Why does the city of Bengaluru need more green buildings?
With a population of 13.9 million, Bengaluru is accommodating the major chunk of the Indian youth. The city is in constant demand for more residential and commercial buildings to accommodate the increasing population influx.
With the already increasing space crunch, and not to mention, the climate change, constructing conventional buildings is not a great idea. Having green buildings is a good alternative. According to the World Green Building Council,
‘A green building is a building that, in its design, construction or operation, reduces or eliminates negative impacts, and can create positive impacts, on our climate and natural environment.’
Bengaluru city needs more green buildings. But despite the heightened need, the city has only 332 buildings registered under the Indian Green Building Council (IGBC), which is equivalent to less than 5% of the total buildings in the city. As quite intuitive, there are quite a number of reasons for Bengaluru to increase the number of its green buildings:
- Energy savings
Bengaluru consumes 42 Million Units (MU) energy per day. This growing power consumption can be compensated by using green buildings. Green buildings are known to be self-sufficient. They generate their own energy to meet their power requirements. They use non-conventional energy sources such as solar panels, wind turbines, rainwater harvesting systems, composting systems, etc, and help in energy conservation.
The energy savings can be as high as 15,000 MWh, while water savings can be 45,000 kL, says Syed Mohamed Beary, chairman, IGBC, Bangalore. The Energy and Resources Institute (TERI) estimated that if green buildings were adopted across the country, it could save over 8,400 MW power, which is sufficient to light 5,50,000 homes a year.
- Reduction in particulate generation and pollution
Construction works are a major cause of air pollution, especially dust particle generation in the ambient air. This, coupled with the increasing amount of greenhouse gases and demolition waste generated from these buildings, underlines the fact that now is the time to look towards sustainable development through green buildings. The carbon footprint of a building, According to the WHO, the particulate matter concentration and the pollution levels are three times higher in the city than the national standards given by WHO’s safety limit. Green buildings use non-toxic materials, and hence, can help in reducing pollution levels.
- Use of eco-friendly materials
New construction means investing ample quantity of materials and non-biodegradable consumptions like plastic. These add to the already degrading situation of the environment. Not to mention the huge amount of water needed during the entire construction process.
All these problems can be alleviated by adopting green buildings. Green buildings are constructed using eco-friendly materials, like bamboo, recycled steel, sheep’s wool, earth, etc. These materials are able to reduce the environmental impact associated with the development process. They also help in maintaining the internal temperature, thus, reducing the need for air conditioning. Hence, they have emerged as a viable solution for a sustainable future.

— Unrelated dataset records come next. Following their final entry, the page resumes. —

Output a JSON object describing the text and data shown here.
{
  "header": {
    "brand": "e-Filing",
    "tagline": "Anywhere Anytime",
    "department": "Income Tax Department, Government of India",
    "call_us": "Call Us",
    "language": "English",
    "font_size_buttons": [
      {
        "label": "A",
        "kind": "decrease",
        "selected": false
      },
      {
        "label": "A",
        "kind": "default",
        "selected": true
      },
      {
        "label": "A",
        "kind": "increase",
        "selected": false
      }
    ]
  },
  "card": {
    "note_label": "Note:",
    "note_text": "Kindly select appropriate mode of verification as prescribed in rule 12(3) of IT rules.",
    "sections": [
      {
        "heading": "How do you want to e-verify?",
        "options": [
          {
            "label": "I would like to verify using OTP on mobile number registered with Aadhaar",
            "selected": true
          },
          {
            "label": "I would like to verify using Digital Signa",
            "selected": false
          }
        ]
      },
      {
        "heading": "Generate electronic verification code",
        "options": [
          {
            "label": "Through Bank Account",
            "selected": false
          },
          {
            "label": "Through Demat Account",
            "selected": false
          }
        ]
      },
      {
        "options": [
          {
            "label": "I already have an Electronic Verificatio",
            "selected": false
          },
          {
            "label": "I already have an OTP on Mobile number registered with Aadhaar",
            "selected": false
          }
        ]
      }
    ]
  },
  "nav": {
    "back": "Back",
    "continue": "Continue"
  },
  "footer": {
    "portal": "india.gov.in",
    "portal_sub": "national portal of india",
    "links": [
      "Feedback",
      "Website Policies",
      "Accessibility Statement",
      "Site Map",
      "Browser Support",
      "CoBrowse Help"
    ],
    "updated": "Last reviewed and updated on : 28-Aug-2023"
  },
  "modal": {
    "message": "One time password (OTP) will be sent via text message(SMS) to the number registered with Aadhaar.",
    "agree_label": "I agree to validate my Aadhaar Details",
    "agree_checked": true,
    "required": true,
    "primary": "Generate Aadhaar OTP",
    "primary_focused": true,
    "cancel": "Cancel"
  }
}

- Reduction in natural resources usage
These green buildings are built in harmony with nature. That means they consume less natural resources like water and electricity by optimizing the space available. Such projects allow installing a rooftop solar plant or to convert the parking area into soar carports. The glass facades of the complexes can be replaced with solar panels. These options can reduce the energy requirement by 25-30%. A water harvesting system is also an option to be installed on the roof.
- Increase in awareness
People are becoming more aware of the changing environmental scenarios. And they want to contribute to easing the climatic conditions whichever way possible. Homebuyers are gradually understanding that buildings made from eco-friendly materials are better for nature and also reduce costs in the long run. Also, people prefer to have green outdoor spaces amidst the urban chaos. This is why Bengaluru has seen a surge in demand for such projects over the last few years.
While green buildings are gaining attention over the conventional ones, there still are some hindrances for its complete adoption. The major factor being the cost. According to IGBC, initially, green buildings were 10-12% costlier than the conventional buildings, which has now decreased to 2-5%.
These green buildings have tremendous potential both from environmental and business perspectives. According to the Indian Green Building Council, the number of green buildings is expected to rise to one lakh by 2025. This is a big leap from 2001 when the city had just one green building in India. This will cover hospitals, hotels, offices, institutions, colleges, convention centers, and IT parks. If the city is to work towards saving the environment, for future generations, now is the time to start, not only for Bengaluru but cities across India.